The World Bank ranks Indonesia in the second bottom quartile for all but one dimension of governance. Indonesia lags behind the regional average for control of corruption, ‘political stability and absence of violence’, but is ranked relatively highly on ‘voice and accountability’.
The Indonesian consuming class —individuals with net income of more than US$3,600 per annum in purchasing power parity, at 2005 exchange rates—now numbers around 45 million and is forecast to increase to 135 million by 2030. Australia is expected to benefit from rising Indonesian consumer demand for education, finance, healthcare, ICT and tourism in particular.

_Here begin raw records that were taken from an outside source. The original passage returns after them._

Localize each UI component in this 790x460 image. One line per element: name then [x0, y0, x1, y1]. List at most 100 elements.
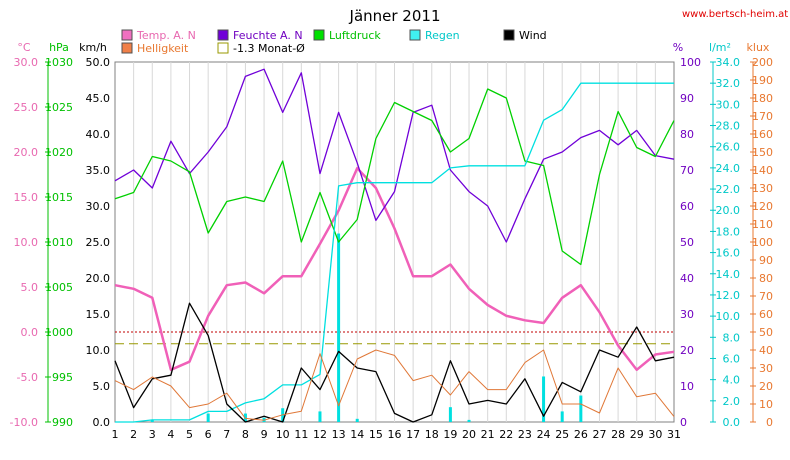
x-tick-label: 16: [388, 428, 402, 441]
y-tick-label: 22.0: [716, 183, 741, 196]
rain-daily-bar: [560, 411, 564, 422]
x-tick-label: 17: [406, 428, 420, 441]
y-tick-label: 1000: [45, 326, 73, 339]
legend-swatch: [503, 29, 515, 41]
legend-label: Feuchte A. N: [233, 29, 303, 42]
x-tick-label: 4: [167, 428, 174, 441]
y-tick-label: 1005: [45, 281, 73, 294]
y-tick-label: 15.0: [86, 308, 111, 321]
y-tick-label: 30.0: [716, 98, 741, 111]
y-tick-label: 200: [752, 56, 773, 69]
series-line: [114, 166, 675, 372]
y-tick-label: 190: [752, 74, 773, 87]
x-tick-label: 19: [443, 428, 457, 441]
y-tick-label: 1015: [45, 191, 73, 204]
y-tick-label: 34.0: [716, 56, 741, 69]
x-tick-label: 22: [499, 428, 513, 441]
x-tick-label: 23: [518, 428, 532, 441]
legend-label: Regen: [425, 29, 460, 42]
y-tick-label: 20: [680, 344, 694, 357]
y-tick-label: 80: [759, 272, 773, 285]
rain-daily-bar: [467, 419, 471, 422]
y-tick-label: 30.0: [86, 200, 111, 213]
legend-label: Helligkeit: [137, 42, 189, 55]
rain-daily-bar: [542, 376, 546, 422]
y-axis-label-klux: klux: [747, 41, 770, 54]
y-tick-label: 0.0: [723, 416, 741, 429]
y-tick-label: 40: [759, 344, 773, 357]
y-tick-label: 2.0: [723, 395, 741, 408]
y-tick-label: 20.0: [716, 204, 741, 217]
rain-daily-bar: [448, 407, 452, 422]
x-tick-label: 29: [630, 428, 644, 441]
legend-swatch: [409, 29, 421, 41]
x-tick-label: 20: [462, 428, 476, 441]
rain-daily-bar: [355, 418, 359, 422]
y-tick-label: 4.0: [723, 374, 741, 387]
x-tick-label: 31: [667, 428, 681, 441]
y-tick-label: 0: [680, 416, 687, 429]
y-tick-label: 180: [752, 92, 773, 105]
rain-daily-bar: [150, 419, 154, 422]
y-tick-label: 1030: [45, 56, 73, 69]
x-tick-label: 15: [369, 428, 383, 441]
x-tick-label: 7: [223, 428, 230, 441]
y-axis-label-lm2: l/m²: [709, 41, 731, 54]
y-tick-label: 5.0: [93, 380, 111, 393]
y-tick-label: 28.0: [716, 120, 741, 133]
y-tick-label: 30: [680, 308, 694, 321]
x-tick-label: 14: [350, 428, 364, 441]
y-tick-label: 30: [759, 362, 773, 375]
y-tick-label: 10.0: [14, 236, 39, 249]
x-tick-label: 18: [425, 428, 439, 441]
y-tick-label: 14.0: [716, 268, 741, 281]
y-tick-label: 0.0: [93, 416, 111, 429]
chart-title: Jänner 2011: [349, 7, 441, 25]
legend-label: Wind: [519, 29, 547, 42]
y-tick-label: 25.0: [14, 101, 39, 114]
x-tick-label: 25: [555, 428, 569, 441]
y-tick-label: 1010: [45, 236, 73, 249]
y-tick-label: 35.0: [86, 164, 111, 177]
x-tick-label: 12: [313, 428, 327, 441]
y-tick-label: 995: [52, 371, 73, 384]
rain-daily-bar: [206, 413, 210, 422]
y-tick-label: 50: [759, 326, 773, 339]
x-tick-label: 3: [149, 428, 156, 441]
y-tick-label: 90: [759, 254, 773, 267]
y-tick-label: 12.0: [716, 289, 741, 302]
y-tick-label: 18.0: [716, 225, 741, 238]
y-tick-label: 40.0: [86, 128, 111, 141]
x-tick-label: 28: [611, 428, 625, 441]
x-tick-label: 26: [574, 428, 588, 441]
y-tick-label: 50.0: [86, 56, 111, 69]
source-link: www.bertsch-heim.at: [682, 9, 788, 20]
y-tick-label: 15.0: [14, 191, 39, 204]
y-tick-label: 990: [52, 416, 73, 429]
series-line: [114, 88, 675, 266]
y-tick-label: 130: [752, 182, 773, 195]
y-tick-label: 24.0: [716, 162, 741, 175]
x-tick-label: 13: [332, 428, 346, 441]
y-tick-label: 20.0: [86, 272, 111, 285]
y-tick-label: 100: [752, 236, 773, 249]
series-line: [114, 68, 675, 243]
y-axis-label-kmh: km/h: [79, 41, 107, 54]
y-tick-label: 1025: [45, 101, 73, 114]
y-tick-label: 50: [680, 236, 694, 249]
y-tick-label: -10.0: [10, 416, 38, 429]
legend-swatch: [121, 29, 133, 41]
x-tick-label: 11: [294, 428, 308, 441]
y-tick-label: 20: [759, 380, 773, 393]
y-tick-label: 32.0: [716, 77, 741, 90]
x-tick-label: 5: [186, 428, 193, 441]
y-axis-label-temp: °C: [17, 41, 31, 54]
y-tick-label: 0: [766, 416, 773, 429]
y-tick-label: 6.0: [723, 352, 741, 365]
y-tick-label: 20.0: [14, 146, 39, 159]
legend-label: -1.3 Monat-Ø: [233, 42, 305, 55]
x-tick-label: 1: [112, 428, 119, 441]
y-tick-label: 70: [759, 290, 773, 303]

Indonesia is Australia’s 12th largest trading partner. In 2014-2015, Australia's goods exports to Indonesia totalled A$5.6b (2% of total goods exports). Major exports included wheat (A$1.4b), live animals (A$600m) and sugars, molasses and honey (A$374m).
Australia also exported A$1.3b of services to Indonesia in 2014-2015 — of which A$585m was education exports. Indonesia is Australia’s tenth largest source of international students — with 19,300 enrolments in 2015 (2.5% of total).
Indonesia is also an important source of tourists, with over 152,000 arrivals in 2015— 2% of total. This is a 3% increase relative to 2014.
Indonesia is a marginal investor in Australia, owning a portfolio of just $1.4b in 2015. Australia’s largest investors remain traditional markets — the US with $758b, and the UK with $484b. But regional flows are expanding quickly — ASEAN contributed 4% of inward foreign investment flows in 2015.
The stock of Australia’s investment in Indonesia is modest at A$8.4b (0.4% of the total in 2015). While the US (A$594) and UK (A$353b) remain the leading destinations for Australia’s foreign investment, investment stocks in ASEAN countries increased by 18% over the year to 2015.